Deze uitspraak is gedaan door mr. A.J. Kromhout, voorzitter, mr. R. den Ouden en mr. J.B.H. Röben, in tegenwoordigheid van mr. N. ten Broek als griffier.

De beslissing is op 28 september 2010 in het openbaar uitgesproken.

De griffier, mr. N. ten Broek, is verhinderd deze uitspraak mede te ondertekenen.

De voorzitter,

A.J. Kromhout

Afschriften zijn aangetekend per post verzonden op 29 september 2010

Tegen deze uitspraak kunnen beide partijen binnen zes weken na de verzenddatum beroep in cassatie instellen bij

de Hoge Raad der Nederlanden (belastingkamer)

Postbus 20303,

2500 EH Den Haag.

Daarbij moet het volgende in acht worden genomen:

1 - bij het beroepschrift wordt een afschrift van deze uitspraak overgelegd;

2 - het beroepschrift moet ondertekend zijn en ten minste het volgende vermelden:

a. de naam en het adres van de indiener;

b. de dagtekening;

c. een omschrijving van de uitspraak waartegen het beroep in cassatie is gericht;

d. de gronden van het beroep in cassatie.

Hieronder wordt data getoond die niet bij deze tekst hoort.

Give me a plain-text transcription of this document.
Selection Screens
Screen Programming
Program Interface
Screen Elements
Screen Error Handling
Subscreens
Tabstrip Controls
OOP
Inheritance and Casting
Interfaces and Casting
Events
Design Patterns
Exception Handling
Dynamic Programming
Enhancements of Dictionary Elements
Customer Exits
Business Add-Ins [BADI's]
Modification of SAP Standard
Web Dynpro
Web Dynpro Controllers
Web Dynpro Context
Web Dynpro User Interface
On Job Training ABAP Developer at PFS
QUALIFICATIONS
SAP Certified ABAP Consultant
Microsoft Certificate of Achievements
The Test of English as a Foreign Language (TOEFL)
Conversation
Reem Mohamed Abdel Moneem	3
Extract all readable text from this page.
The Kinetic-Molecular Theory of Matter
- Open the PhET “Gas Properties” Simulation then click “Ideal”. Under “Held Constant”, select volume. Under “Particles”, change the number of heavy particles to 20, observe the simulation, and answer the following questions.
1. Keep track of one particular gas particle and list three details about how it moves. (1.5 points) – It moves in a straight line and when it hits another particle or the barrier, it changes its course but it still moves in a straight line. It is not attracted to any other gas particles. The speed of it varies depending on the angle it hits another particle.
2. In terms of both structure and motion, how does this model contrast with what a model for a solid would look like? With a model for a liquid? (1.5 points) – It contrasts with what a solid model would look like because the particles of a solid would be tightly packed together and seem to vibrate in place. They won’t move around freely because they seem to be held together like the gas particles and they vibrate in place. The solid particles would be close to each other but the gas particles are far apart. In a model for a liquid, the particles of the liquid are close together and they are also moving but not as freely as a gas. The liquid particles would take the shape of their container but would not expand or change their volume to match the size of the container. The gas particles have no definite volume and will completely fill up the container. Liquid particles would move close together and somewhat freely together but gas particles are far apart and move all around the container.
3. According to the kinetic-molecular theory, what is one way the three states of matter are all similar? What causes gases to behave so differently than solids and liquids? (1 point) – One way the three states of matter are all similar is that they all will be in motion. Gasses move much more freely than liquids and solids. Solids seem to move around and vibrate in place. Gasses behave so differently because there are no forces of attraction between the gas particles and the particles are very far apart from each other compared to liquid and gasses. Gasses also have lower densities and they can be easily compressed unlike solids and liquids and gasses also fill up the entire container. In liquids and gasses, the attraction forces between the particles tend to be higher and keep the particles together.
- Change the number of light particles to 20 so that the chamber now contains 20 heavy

Voor het instellen van beroep in cassatie is griffierecht verschuldigd. Na het instellen van beroep in cassatie ontvangt de indiener een nota griffierecht van de griffier van de Hoge Raad.

In het cassatieberoepschrift kan de Hoge Raad verzocht worden om de wederpartij te veroordelen in de proceskosten.